Piscina do Sesc Niterói fotografada na última quinta-feira. A unidade estava vazia em função do prolongamento do recesso de fim de ano ILUSTRAÇÃO: JOÃO BRIZZI / FOTO ORIGINAL: ELISÂNGELA MENDONÇA
Disputa por comando tranca Sesc no Rio e paralisa atividades
Diretoria afastada pela Justiça dá folga a funcionários, fecha sede e suspende serviços, de aulas de natação e futebol a atendimentos odontológicos
Pouco antes do Ano-Novo, os funcionários que trabalham na sede do Sesc/Senac-RJ, no bairro do Flamengo, na Zona Sul, e na Avenida Rio Branco, no Centro do Rio de Janeiro, receberam um comunicado. O recesso de fim de ano, que se estenderia de 20 de dezembro a 1° de janeiro, acabara de ser prolongado. Eles deveriam voltar ao trabalho apenas em 19 de janeiro, completando um mês em casa. Por trás da benevolência dos diretores, como sabiam os empregados, escondia-se a briga pelo comando das entidades, cujo orçamento anual chega a quase 1 bilhão de reais. É uma disputa que vai além da questão financeira: envolve a liderança sobre o setor do comércio no estado e escancara os problemas de gestão do Sistema S, sustentado por contribuições recolhidas sobre as folhas de pagamento da indústria e do comércio. Neste caso, com suspeitas de desvio e mau uso dos recursos, inclusive para o favorecimento do ex-governador Sergio Cabral. Além de, mais grave, penalizar a população que depende dos serviços das entidades.

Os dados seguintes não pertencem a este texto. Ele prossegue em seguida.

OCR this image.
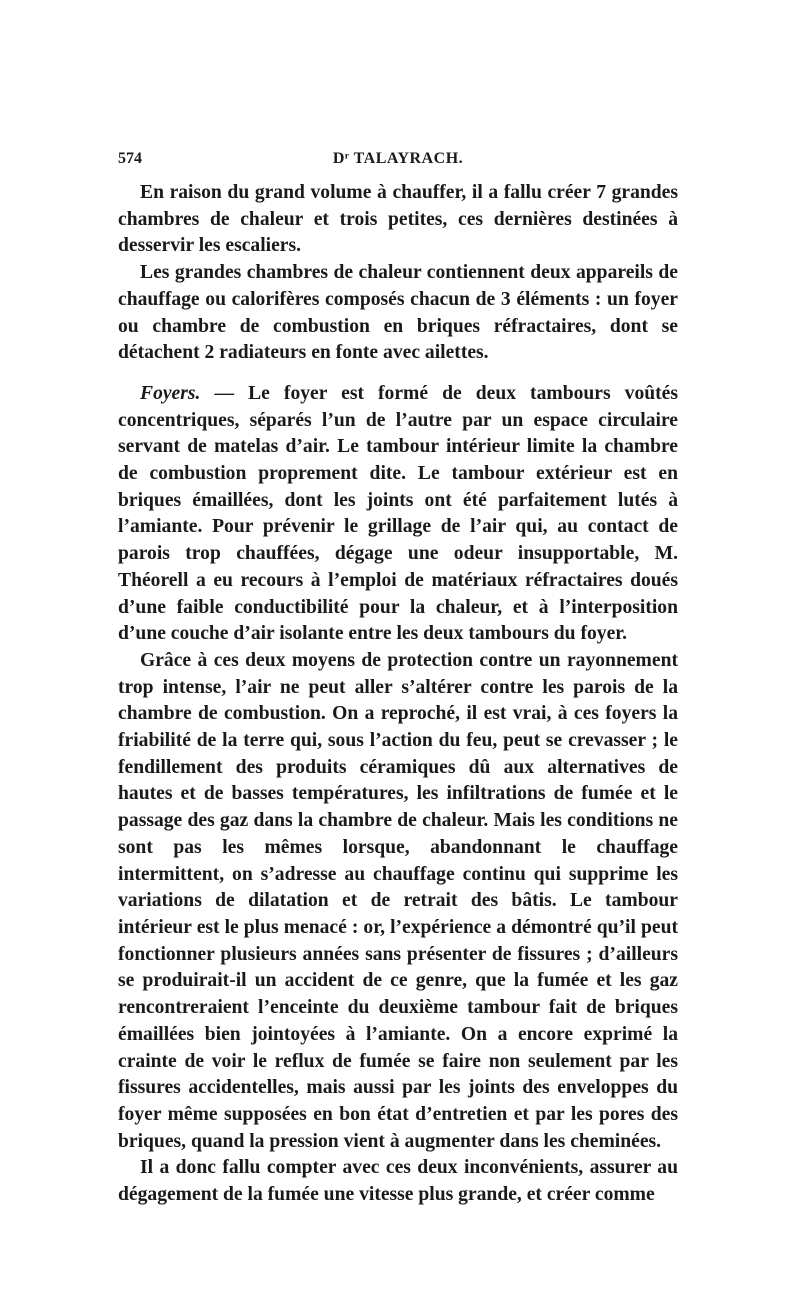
574	Dʳ TALAYRACH.

En raison du grand volume à chauffer, il a fallu créer 7 grandes chambres de chaleur et trois petites, ces dernières destinées à desservir les escaliers.

Les grandes chambres de chaleur contiennent deux appareils de chauffage ou calorifères composés chacun de 3 éléments : un foyer ou chambre de combustion en briques réfractaires, dont se détachent 2 radiateurs en fonte avec ailettes.

Foyers. — Le foyer est formé de deux tambours voûtés concentriques, séparés l’un de l’autre par un espace circulaire servant de matelas d’air. Le tambour intérieur limite la chambre de combustion proprement dite. Le tambour extérieur est en briques émaillées, dont les joints ont été parfaitement lutés à l’amiante. Pour prévenir le grillage de l’air qui, au contact de parois trop chauffées, dégage une odeur insupportable, M. Théorell a eu recours à l’emploi de matériaux réfractaires doués d’une faible conductibilité pour la chaleur, et à l’interposition d’une couche d’air isolante entre les deux tambours du foyer.

Grâce à ces deux moyens de protection contre un rayonnement trop intense, l’air ne peut aller s’altérer contre les parois de la chambre de combustion. On a reproché, il est vrai, à ces foyers la friabilité de la terre qui, sous l’action du feu, peut se crevasser ; le fendillement des produits céramiques dû aux alternatives de hautes et de basses températures, les infiltrations de fumée et le passage des gaz dans la chambre de chaleur. Mais les conditions ne sont pas les mêmes lorsque, abandonnant le chauffage intermittent, on s’adresse au chauffage continu qui supprime les variations de dilatation et de retrait des bâtis. Le tambour intérieur est le plus menacé : or, l’expérience a démontré qu’il peut fonctionner plusieurs années sans présenter de fissures ; d’ailleurs se produirait-il un accident de ce genre, que la fumée et les gaz rencontreraient l’enceinte du deuxième tambour fait de briques émaillées bien jointoyées à l’amiante. On a encore exprimé la crainte de voir le reflux de fumée se faire non seulement par les fissures accidentelles, mais aussi par les joints des enveloppes du foyer même supposées en bon état d’entretien et par les pores des briques, quand la pression vient à augmenter dans les cheminées.

Il a donc fallu compter avec ces deux inconvénients, assurer au dégagement de la fumée une vitesse plus grande, et créer comme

O mais recente episódio dessa batalha é o vaivém de mandatos judiciais a respeito da nomeação de Luiz Gastão Bittencourt da Silva como interventor no Sesc/Senac-RJ. Bittencourt foi designado para o cargo após o afastamento do presidente das entidades, Orlando Diniz, investigado na operação Calicute, a 37ª fase da Lava Jato. Deposto por decisão do ministro Napoleão Maia, do Superior Tribunal de Justiça, em 14 de dezembro, Diniz presidia a Fecomércio-RJ há quase 20 anos. O ministro do STJ ressaltou que a entidade sindical dos setores de comércio e serviços fluminense, responsável por gerenciar o Sesc e o Senac, encontra-se sob procedimento fiscal de diligência da Polícia Federal – e determinou o afastamento de Diniz por causa das suspeitas de irregularidades. A Confederação Nacional do Comércio, a CNC, então nomeou Bittencourt, presidente da Fecomércio do Ceará, como interventor. A análise do caso pelo plenário do STJ está marcada para o dia 6 de fevereiro.

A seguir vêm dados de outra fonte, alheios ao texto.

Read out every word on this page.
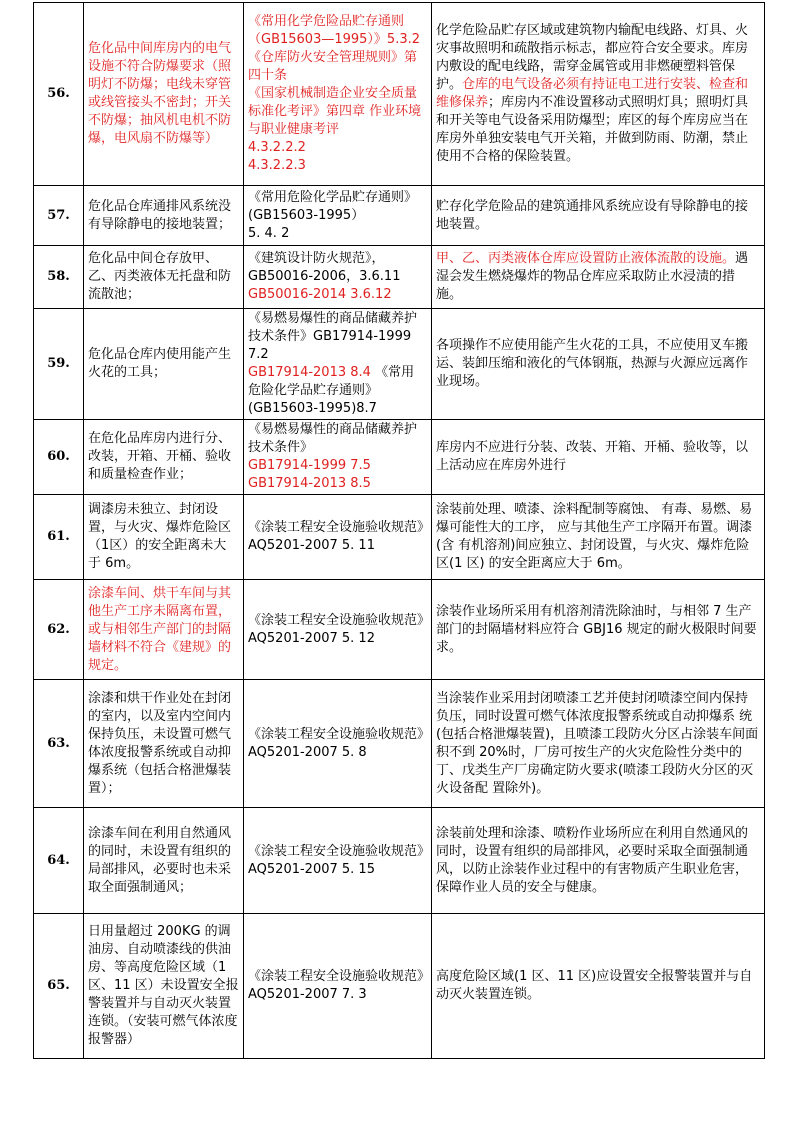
56.	危化品中间库房内的电气设施不符合防爆要求（照明灯不防爆；电线未穿管或线管接头不密封；开关不防爆；抽风机电机不防爆，电风扇不防爆等）	《常用化学危险品贮存通则（GB15603—1995）》5.3.2
《仓库防火安全管理规则》第四十条
《国家机械制造企业安全质量标准化考评》第四章 作业环境与职业健康考评
4.3.2.2.2
4.3.2.2.3	化学危险品贮存区域或建筑物内输配电线路、灯具、火灾事故照明和疏散指示标志，都应符合安全要求。库房内敷设的配电线路，需穿金属管或用非燃硬塑料管保护。仓库的电气设备必须有持证电工进行安装、检查和维修保养；库房内不准设置移动式照明灯具；照明灯具和开关等电气设备采用防爆型；库区的每个库房应当在库房外单独安装电气开关箱，并做到防雨、防潮，禁止使用不合格的保险装置。
57.	危化品仓库通排风系统没有导除静电的接地装置；	《常用危险化学品贮存通则》(GB15603-1995）
5. 4. 2	贮存化学危险品的建筑通排风系统应设有导除静电的接地装置。
58.	危化品中间仓存放甲、乙、丙类液体无托盘和防流散池；	《建筑设计防火规范》，
GB50016-2006，3.6.11
GB50016-2014 3.6.12	甲、乙、丙类液体仓库应设置防止液体流散的设施。遇湿会发生燃烧爆炸的物品仓库应采取防止水浸渍的措施。
59.	危化品仓库内使用能产生火花的工具；	《易燃易爆性的商品储藏养护技术条件》GB17914-1999 7.2
GB17914-2013 8.4 《常用危险化学品贮存通则》(GB15603-1995)8.7	各项操作不应使用能产生火花的工具，不应使用叉车搬运、装卸压缩和液化的气体钢瓶，热源与火源应远离作业现场。
60.	在危化品库房内进行分、改装，开箱、开桶、验收和质量检查作业；	《易燃易爆性的商品储藏养护技术条件》
GB17914-1999 7.5 GB17914-2013 8.5	库房内不应进行分装、改装、开箱、开桶、验收等，以上活动应在库房外进行
61.	调漆房未独立、封闭设置，与火灾、爆炸危险区（1区）的安全距离未大于 6m。	《涂装工程安全设施验收规范》AQ5201-2007 5. 11	涂装前处理、喷漆、涂料配制等腐蚀、 有毒、易燃、易爆可能性大的工序， 应与其他生产工序隔开布置。调漆(含 有机溶剂)间应独立、封闭设置，与火灾、爆炸危险区(1 区) 的安全距离应大于 6m。
62.	涂漆车间、烘干车间与其他生产工序未隔离布置，或与相邻生产部门的封隔墙材料不符合《建规》的规定。	《涂装工程安全设施验收规范》AQ5201-2007 5. 12	涂装作业场所采用有机溶剂清洗除油时，与相邻 7 生产部门的封隔墙材料应符合 GBJ16 规定的耐火极限时间要求。
63.	涂漆和烘干作业处在封闭的室内，以及室内空间内保持负压，未设置可燃气体浓度报警系统或自动抑爆系统（包括合格泄爆装置）；	《涂装工程安全设施验收规范》AQ5201-2007 5. 8	当涂装作业采用封闭喷漆工艺并使封闭喷漆空间内保持负压，同时设置可燃气体浓度报警系统或自动抑爆系 统(包括合格泄爆装置)，且喷漆工段防火分区占涂装车间面 积不到 20%时，厂房可按生产的火灾危险性分类中的丁、戊类生产厂房确定防火要求(喷漆工段防火分区的灭火设备配 置除外)。
64.	涂漆车间在利用自然通风的同时，未设置有组织的局部排风，必要时也未采取全面强制通风；	《涂装工程安全设施验收规范》AQ5201-2007 5. 15	涂装前处理和涂漆、喷粉作业场所应在利用自然通风的同时，设置有组织的局部排风，必要时采取全面强制通风，以防止涂装作业过程中的有害物质产生职业危害，保障作业人员的安全与健康。
65.	日用量超过 200KG 的调油房、自动喷漆线的供油房、等高度危险区域（1区、11 区）未设置安全报警装置并与自动灭火装置连锁。（安装可燃气体浓度报警器）	《涂装工程安全设施验收规范》AQ5201-2007 7. 3	高度危险区域(1 区、11 区)应设置安全报警装置并与自动灭火装置连锁。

Na última quinta-feira, ao chegar à sede das entidades, acompanhado por uma equipe de quinze pessoas e com um novo mandato, Bittencourt encontrou o prédio no bairro do Flamengo totalmente fechado. Nem mesmo os seguranças terceirizados estavam no local. Eram 16 horas quando ele conseguiu entrar, com a ajuda de um chaveiro e o entendimento de seus advogados de que não “invadia” o prédio, já que a intervenção fora determinada pelo STJ.
“Dar mais recesso aos funcionários foi uma tentativa de evitar que tivéssemos acesso à documentação e aos números do Sesc e do Senac-RJ e pudéssemos, assim, colaborar com a Polícia Federal e o Ministério Público”, disse Bittencourt à piauí, duas horas depois de entrar no edifício. Na sexta-feira, um anúncio publicado nos jornais convocava os funcionários ao trabalho, a partir desta segunda-feira. A equipe do interventor também os chamou de volta por e-mail e WhatsApp. “Nossas equipes estão trabalhando nas auditorias e teremos balanços mais precisos sobre os números da entidade nos próximos dias”, afirmou Bittencourt.
A gestão que estendeu o recesso tem outra versão: afirma que aumentou o benefício não para impedir a decisão da Justiça e evitar que o interventor assumisse, mas para fazer sua própria auditoria. Diniz entende que um vice-presidente da Fecomércio, e não o indicado da CNC, deveria tomar a posição. Essa hipótese foi negada pelo STJ em 26 de dezembro. Nesta segunda-feira, 8, ele disse que a decisão do ministro foi desvirtuada pelo CNC. “Em vez de nomear um administrador temporário estão, de maneira ilegal, demitindo funcionários [os diretores] e alterando rumos de importantes projetos do Sistema”, escreveu, por e-mail.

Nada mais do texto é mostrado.